Semaglutide mildly suppresses bone remodeling in healthy and chronic kidney disease rats at weight-loss doses.

Chronic kidney disease (CKD) significantly impairs bone health, leading to CKD-mineral and bone disorder (CKD-MBD), characterized by abnormal bone turnover, mineralization, and volume. Glucagon-like peptide-1 receptor agonists (GLP-1RAs) like semaglutide are widely used for their metabolic benefits, including weight loss and glycemic control. However, the long-term effects of GLP-1RA treatment on skeletal integrity, particularly in vulnerable populations such as those with CKD, remain largely undefined. Understanding semaglutide's impact on bone structure and remodeling is crucial to inform clinical practice and ensure comprehensive patient care.

Researchers investigated semaglutide's effects on bone in male Cy/+IU rats, a model for progressive CKD, alongside healthy littermate controls. Animals received semaglutide at escalating doses for a duration of 28 days. Key endpoints included assessment of bone structure using micro-CT, evaluation of bone remodeling through histomorphometry, and determination of bone mechanical properties via 3-point bending tests. This design aimed to capture both structural and functional changes in the skeletal system under semaglutide treatment.

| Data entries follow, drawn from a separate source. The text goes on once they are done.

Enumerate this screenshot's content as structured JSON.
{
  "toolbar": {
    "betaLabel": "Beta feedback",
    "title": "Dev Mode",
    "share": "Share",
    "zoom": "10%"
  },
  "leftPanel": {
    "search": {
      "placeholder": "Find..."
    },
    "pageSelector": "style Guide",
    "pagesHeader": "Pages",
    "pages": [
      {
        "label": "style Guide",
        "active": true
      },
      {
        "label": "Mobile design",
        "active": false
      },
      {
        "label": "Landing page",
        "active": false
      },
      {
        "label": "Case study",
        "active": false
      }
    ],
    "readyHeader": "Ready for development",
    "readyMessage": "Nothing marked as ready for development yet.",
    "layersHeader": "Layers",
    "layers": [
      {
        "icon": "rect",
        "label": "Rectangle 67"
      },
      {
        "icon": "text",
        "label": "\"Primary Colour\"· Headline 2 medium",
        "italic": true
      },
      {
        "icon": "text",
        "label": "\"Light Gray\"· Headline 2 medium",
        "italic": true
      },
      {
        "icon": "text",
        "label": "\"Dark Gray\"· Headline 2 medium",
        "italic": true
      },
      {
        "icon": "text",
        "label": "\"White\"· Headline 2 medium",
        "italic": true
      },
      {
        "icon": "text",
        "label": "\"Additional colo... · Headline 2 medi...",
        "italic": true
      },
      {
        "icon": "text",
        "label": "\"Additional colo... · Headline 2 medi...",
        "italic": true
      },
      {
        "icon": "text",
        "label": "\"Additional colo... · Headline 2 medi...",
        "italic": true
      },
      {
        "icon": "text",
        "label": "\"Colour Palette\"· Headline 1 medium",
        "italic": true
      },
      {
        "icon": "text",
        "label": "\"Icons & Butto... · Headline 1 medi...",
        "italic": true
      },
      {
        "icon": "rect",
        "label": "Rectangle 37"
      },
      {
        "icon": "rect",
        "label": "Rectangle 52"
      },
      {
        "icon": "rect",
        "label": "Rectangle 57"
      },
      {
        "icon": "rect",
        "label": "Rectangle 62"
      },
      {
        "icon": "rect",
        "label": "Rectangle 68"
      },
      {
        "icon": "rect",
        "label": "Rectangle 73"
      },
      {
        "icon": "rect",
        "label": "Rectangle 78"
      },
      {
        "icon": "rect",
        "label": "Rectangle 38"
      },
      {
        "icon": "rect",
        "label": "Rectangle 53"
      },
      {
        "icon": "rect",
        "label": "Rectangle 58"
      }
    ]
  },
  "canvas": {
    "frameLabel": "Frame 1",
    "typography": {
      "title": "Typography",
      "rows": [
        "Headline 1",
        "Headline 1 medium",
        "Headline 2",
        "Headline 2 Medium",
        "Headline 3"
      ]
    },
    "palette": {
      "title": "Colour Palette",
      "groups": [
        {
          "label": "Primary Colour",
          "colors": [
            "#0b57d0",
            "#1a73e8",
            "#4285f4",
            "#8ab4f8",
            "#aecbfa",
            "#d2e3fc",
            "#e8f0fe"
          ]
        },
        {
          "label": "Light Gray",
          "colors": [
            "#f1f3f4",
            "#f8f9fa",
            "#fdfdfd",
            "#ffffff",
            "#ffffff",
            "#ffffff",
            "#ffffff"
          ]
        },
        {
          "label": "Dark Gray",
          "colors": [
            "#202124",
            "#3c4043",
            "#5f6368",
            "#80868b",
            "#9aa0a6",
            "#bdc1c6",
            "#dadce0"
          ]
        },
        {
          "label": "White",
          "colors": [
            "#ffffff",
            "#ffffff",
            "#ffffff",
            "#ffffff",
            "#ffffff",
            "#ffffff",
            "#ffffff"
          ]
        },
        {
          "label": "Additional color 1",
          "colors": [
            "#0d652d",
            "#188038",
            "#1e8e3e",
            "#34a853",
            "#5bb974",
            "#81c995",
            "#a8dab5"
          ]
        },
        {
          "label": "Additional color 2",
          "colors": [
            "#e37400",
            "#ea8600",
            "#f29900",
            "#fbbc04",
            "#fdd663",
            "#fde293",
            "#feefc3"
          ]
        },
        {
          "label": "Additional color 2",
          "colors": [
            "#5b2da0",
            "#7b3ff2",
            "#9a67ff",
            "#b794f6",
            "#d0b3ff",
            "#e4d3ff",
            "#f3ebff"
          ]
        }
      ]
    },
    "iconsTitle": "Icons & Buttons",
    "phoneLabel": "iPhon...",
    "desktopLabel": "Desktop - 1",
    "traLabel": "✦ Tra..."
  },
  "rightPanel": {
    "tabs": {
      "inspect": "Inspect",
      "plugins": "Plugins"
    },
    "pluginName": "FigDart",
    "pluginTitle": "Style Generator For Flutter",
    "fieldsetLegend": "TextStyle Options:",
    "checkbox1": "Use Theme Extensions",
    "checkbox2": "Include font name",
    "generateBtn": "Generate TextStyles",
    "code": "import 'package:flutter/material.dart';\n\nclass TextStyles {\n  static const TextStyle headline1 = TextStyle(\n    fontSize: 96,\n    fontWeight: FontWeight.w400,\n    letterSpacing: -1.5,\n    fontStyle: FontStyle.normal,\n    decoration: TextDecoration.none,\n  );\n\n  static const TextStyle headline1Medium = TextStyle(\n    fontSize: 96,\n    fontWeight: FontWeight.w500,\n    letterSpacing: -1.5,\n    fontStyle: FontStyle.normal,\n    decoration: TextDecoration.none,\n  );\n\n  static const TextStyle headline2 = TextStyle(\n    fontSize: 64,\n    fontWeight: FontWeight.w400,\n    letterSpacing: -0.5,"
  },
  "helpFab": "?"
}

Semaglutide treatment consistently led to reduced food intake and subsequent body weight loss across both healthy and CKD rat groups. > Notably, CKD rats receiving semaglutide exhibited 15% lower body weight at the study endpoint compared to controls. The study also observed a mild suppression of bone remodeling in both healthy control rats and those with chronic kidney disease. While the abstract indicates this suppression, specific quantitative data on bone formation or resorption markers, or changes in bone mechanical properties, were not detailed beyond the general finding of "mild suppression." No specific p-values or statistical significance metrics were provided for the bone remodeling changes.